The main budget bill, SB 101 (Skinner), reflected the Democratic leaders’ priorities but did not include all of the provisions sought by Newsom. The Legislature approved the bill on the deadline for lawmakers to send a budget to the governor or forfeit their pay, and acknowledged that it was a placeholder that would be amended heavily.
Those amendments were introduced – and several were quickly approved – this week in several “trailer bills.” The votes on many of the trailer bills occurred shortly after the bills had been in print for 72 hours – the minimum amount of public availability required by the constitution before votes are allowed.
With the changes, the total budget for the 2023-24 fiscal year (which begins tomorrow), will be $310 billion – much closer to the legislative proposal ($311.7 billion) than the governor’s May revision ($306.5 billion), and up from the $307.9 billion budget approved last year when the state projected a massive operating surplus.
“In the face of continued global economic uncertainty, this budget increases our fiscal discipline by growing our budget reserves to a record $38 billion, while preserving historic investments in public education, health care, climate, and public safety,” Newsom said in a written statement. “We’ve attached new accountability measures for transit and homelessness investments. And we are accelerating our global leadership on climate by fast-tracking the clean energy projects that will create cleaner air for generations to come. As we build the California of the future, we’re expanding our economy and embracing businesses that pave the way with new tax credits for businesses that manufacture computer chips, clean energy facilities, and more – projects that disproportionately benefit disadvantaged communities and create hundreds of thousands of jobs.”

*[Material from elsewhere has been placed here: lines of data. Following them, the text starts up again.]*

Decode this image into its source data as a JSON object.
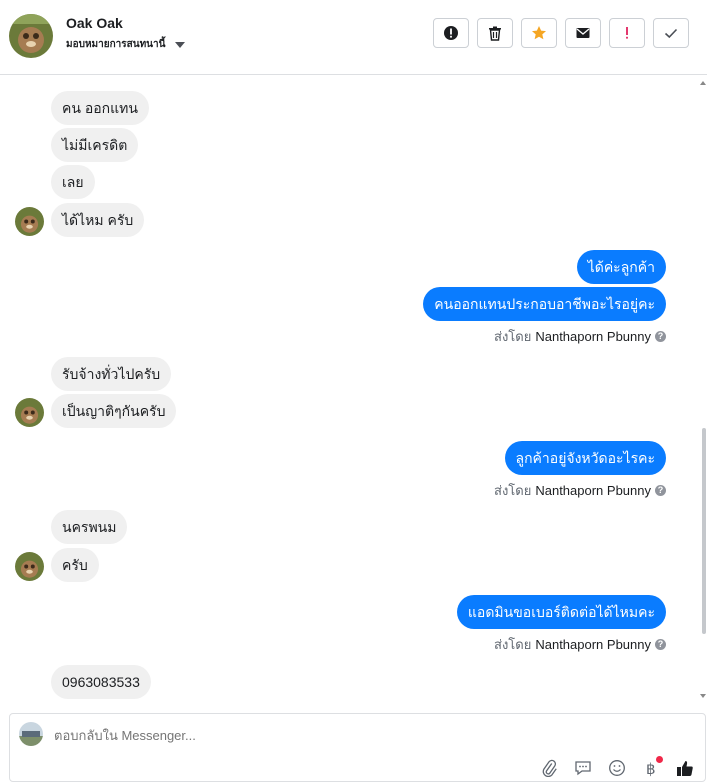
{
  "header": {
    "name": "Oak Oak",
    "subtitle": "มอบหมายการสนทนานี้",
    "actions": [
      {
        "name": "alert-icon"
      },
      {
        "name": "trash-icon"
      },
      {
        "name": "star-icon"
      },
      {
        "name": "envelope-icon"
      },
      {
        "name": "exclamation-icon"
      },
      {
        "name": "check-icon"
      }
    ]
  },
  "colors": {
    "accent": "#0a7cff",
    "incoming_bg": "#f0f0f0",
    "star": "#f5a623",
    "exclamation": "#e0245e"
  },
  "messages": {
    "m1": "คน ออกแทน",
    "m2": "ไม่มีเครดิต",
    "m3": "เลย",
    "m4": "ได้ไหม ครับ",
    "m5": "ได้ค่ะลูกค้า",
    "m6": "คนออกแทนประกอบอาชีพอะไรอยู่คะ",
    "m7": "รับจ้างทั่วไปครับ",
    "m8": "เป็นญาติๆกันครับ",
    "m9": "ลูกค้าอยู่จังหวัดอะไรคะ",
    "m10": "นครพนม",
    "m11": "ครับ",
    "m12": "แอดมินขอเบอร์ติดต่อได้ไหมคะ",
    "m13": "0963083533"
  },
  "sent_by": {
    "prefix": "ส่งโดย",
    "name": "Nanthaporn Pbunny",
    "help": "?"
  },
  "composer": {
    "placeholder": "ตอบกลับใน Messenger...",
    "tools": [
      "paperclip-icon",
      "chat-icon",
      "emoji-icon",
      "baht-icon",
      "thumbs-up-icon"
    ]
  }
}
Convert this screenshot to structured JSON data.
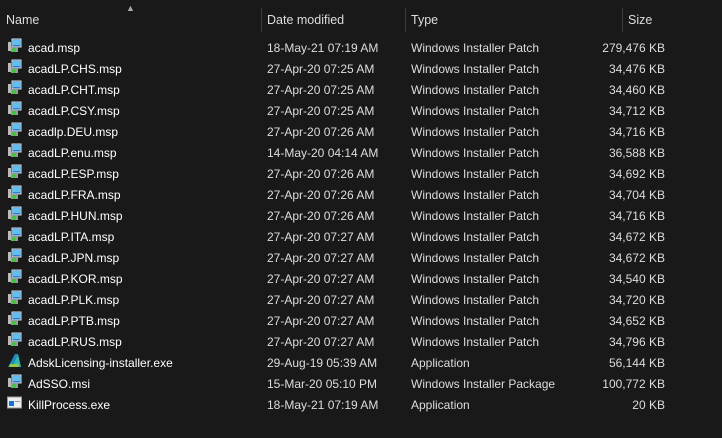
{
  "columns": {
    "name": "Name",
    "date": "Date modified",
    "type": "Type",
    "size": "Size"
  },
  "files": [
    {
      "name": "acad.msp",
      "date": "18-May-21 07:19 AM",
      "type": "Windows Installer Patch",
      "size": "279,476 KB",
      "icon": "installer-patch-icon"
    },
    {
      "name": "acadLP.CHS.msp",
      "date": "27-Apr-20 07:25 AM",
      "type": "Windows Installer Patch",
      "size": "34,476 KB",
      "icon": "installer-patch-icon"
    },
    {
      "name": "acadLP.CHT.msp",
      "date": "27-Apr-20 07:25 AM",
      "type": "Windows Installer Patch",
      "size": "34,460 KB",
      "icon": "installer-patch-icon"
    },
    {
      "name": "acadLP.CSY.msp",
      "date": "27-Apr-20 07:25 AM",
      "type": "Windows Installer Patch",
      "size": "34,712 KB",
      "icon": "installer-patch-icon"
    },
    {
      "name": "acadlp.DEU.msp",
      "date": "27-Apr-20 07:26 AM",
      "type": "Windows Installer Patch",
      "size": "34,716 KB",
      "icon": "installer-patch-icon"
    },
    {
      "name": "acadLP.enu.msp",
      "date": "14-May-20 04:14 AM",
      "type": "Windows Installer Patch",
      "size": "36,588 KB",
      "icon": "installer-patch-icon"
    },
    {
      "name": "acadLP.ESP.msp",
      "date": "27-Apr-20 07:26 AM",
      "type": "Windows Installer Patch",
      "size": "34,692 KB",
      "icon": "installer-patch-icon"
    },
    {
      "name": "acadLP.FRA.msp",
      "date": "27-Apr-20 07:26 AM",
      "type": "Windows Installer Patch",
      "size": "34,704 KB",
      "icon": "installer-patch-icon"
    },
    {
      "name": "acadLP.HUN.msp",
      "date": "27-Apr-20 07:26 AM",
      "type": "Windows Installer Patch",
      "size": "34,716 KB",
      "icon": "installer-patch-icon"
    },
    {
      "name": "acadLP.ITA.msp",
      "date": "27-Apr-20 07:27 AM",
      "type": "Windows Installer Patch",
      "size": "34,672 KB",
      "icon": "installer-patch-icon"
    },
    {
      "name": "acadLP.JPN.msp",
      "date": "27-Apr-20 07:27 AM",
      "type": "Windows Installer Patch",
      "size": "34,672 KB",
      "icon": "installer-patch-icon"
    },
    {
      "name": "acadLP.KOR.msp",
      "date": "27-Apr-20 07:27 AM",
      "type": "Windows Installer Patch",
      "size": "34,540 KB",
      "icon": "installer-patch-icon"
    },
    {
      "name": "acadLP.PLK.msp",
      "date": "27-Apr-20 07:27 AM",
      "type": "Windows Installer Patch",
      "size": "34,720 KB",
      "icon": "installer-patch-icon"
    },
    {
      "name": "acadLP.PTB.msp",
      "date": "27-Apr-20 07:27 AM",
      "type": "Windows Installer Patch",
      "size": "34,652 KB",
      "icon": "installer-patch-icon"
    },
    {
      "name": "acadLP.RUS.msp",
      "date": "27-Apr-20 07:27 AM",
      "type": "Windows Installer Patch",
      "size": "34,796 KB",
      "icon": "installer-patch-icon"
    },
    {
      "name": "AdskLicensing-installer.exe",
      "date": "29-Aug-19 05:39 AM",
      "type": "Application",
      "size": "56,144 KB",
      "icon": "autodesk-logo-icon"
    },
    {
      "name": "AdSSO.msi",
      "date": "15-Mar-20 05:10 PM",
      "type": "Windows Installer Package",
      "size": "100,772 KB",
      "icon": "installer-patch-icon"
    },
    {
      "name": "KillProcess.exe",
      "date": "18-May-21 07:19 AM",
      "type": "Application",
      "size": "20 KB",
      "icon": "application-window-icon"
    }
  ]
}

The tax credits referenced by the governor are included in SB 131 (Senate Budget and Fiscal Review Committee), which was approved June 27 by both houses (see details below).
Senate President Pro Tem Toni Atkins said the budget “allows us to close the budget gap [the projected operating deficit of $31.5 billion if no changes were made], make targeted new investments, and provide services and resources for Californians and our communities without cuts to core programs or dipping into our reserves, and in fact builds those reserves.”